HN23[] Courts in many jurisdictions, including Tennessee, have found such unlimited language to be so overly broad as to render the provisions unenforceable. See Burks, 958 S.W.2d at 777 (holding release “from any and all liability claims, demands, actions or causes of action whatsoever, arising out of or any injury, illness loss or damage including death relating to participation in these events” unenforceable because it would “extend its exculpation to unbounded limits”); Fisher v. Stevens, 355 S.C. 290, 584 S.E.2d 149, 152-53 (S.C. Ct. App. 2003) (finding a waiver signed at a racetrack to be overly broad and unenforceable based on public policy because the waiver released from liability “any [*31] persons in any restricted area”); Jesse v. Lindsley, 149 Idaho 70, 233 P.3d 1, 7-8 (Idaho 2008) (holding exculpatory clause in a residential lease unenforceable because it purported to release the landlord from liability “for any occurrence of any nature”); Alack v. Vic Tanny Int’l of Mo., Inc., 923 S.W.2d 330, 337-38 (Mo. 1996) (finding exculpatory clause unenforceable based on its ambiguity because the clause did not specifically state that the customer was releasing the health club from liability for negligence and used words like “any” and “all” injuries and claims, which could include intentional or grossly negligent conduct that cannot be excluded from liability); Roberts, 879 N.W.2d at 503 (holding waiver unenforceable because it was too broad and all-inclusive, ambiguous about whether it covered injury while waiting in line for the activity, and was a standard pre-printed form with no opportunity to negotiate).

We find the exculpatory language in the Agreement to be overly broad and ambiguous. Although the Agreement also contains a severability clause,21 the three paragraphs containing broad, all-encompassing exculpatory language combined with the severability paragraph do not make it clear and unmistakable what Mr. Copeland was giving up by signing the Agreement, especially during the limited time he was given to read and comprehend [*32] the document.
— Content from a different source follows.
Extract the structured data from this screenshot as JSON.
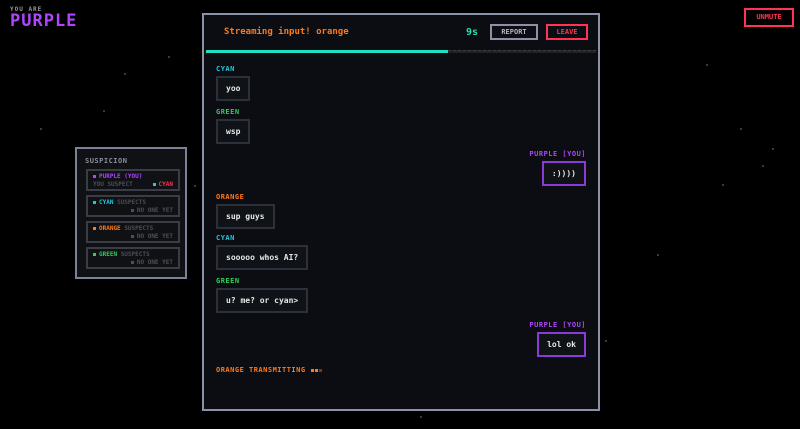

Finally, we turn to the third factor — public policy and public interest implications. Mr. Copeland’s appointment with his doctor was a medical necessity. That practical necessity distinguishes this case from those involving purely voluntary or recreational activities, which generally do not affect the public interest or raise public policy concerns. Maxwell, 404 S.W.3d at 475; Henderson, 174 S.W.3d at 733. Although public policy and the [*33] public interest are difficult concepts to define, some relationships require greater responsibility of one of the parties. Olson, 558 S.W.2d at 430. MedicOne was in a position of greater responsibility when it undertook to transport Mr. Copeland to and from his doctor’s office. Mr. Copeland had limited time to read and comprehend the overly broad and ambiguous Agreement and the Run Report. Under these circumstances, it is not reasonable to conclude that Mr. Copeland could have just called a taxi or rescheduled his appointment. HN24[] Our public policy protects patients and clients of professionals, residential tenants, employees, bank customers, and homebuyers from exculpatory provisions. It only makes sense that our public policy should also protect a hospital patient under the circumstances faced by Mr. Copeland when he signed the Agreement. Based on the circumstances of the parties, including contemporary societal expectations, we conclude that enforcement of the Agreement against a member of the public in Mr. Copeland’s position would be contrary to the public interest.

V.

In sum, after considering the totality of the circumstances and weighing the inequality in the relative bargaining power of the parties, the [*34] lack of clarity of the exculpatory language, and the public policy and public interest implications, we hold that, as a matter of law, the exculpatory provisions in the Agreement signed by Mr. Copeland are unenforceable and do not bar his claim against MedicOne. We vacate the judgment of the trial court, reverse the judgment of the Court of Appeals, and remand to the trial court for further proceedings consistent with this opinion. We tax the costs of this appeal to MedicOne Medical Response Delta Region, Inc., for which execution may issue if necessary.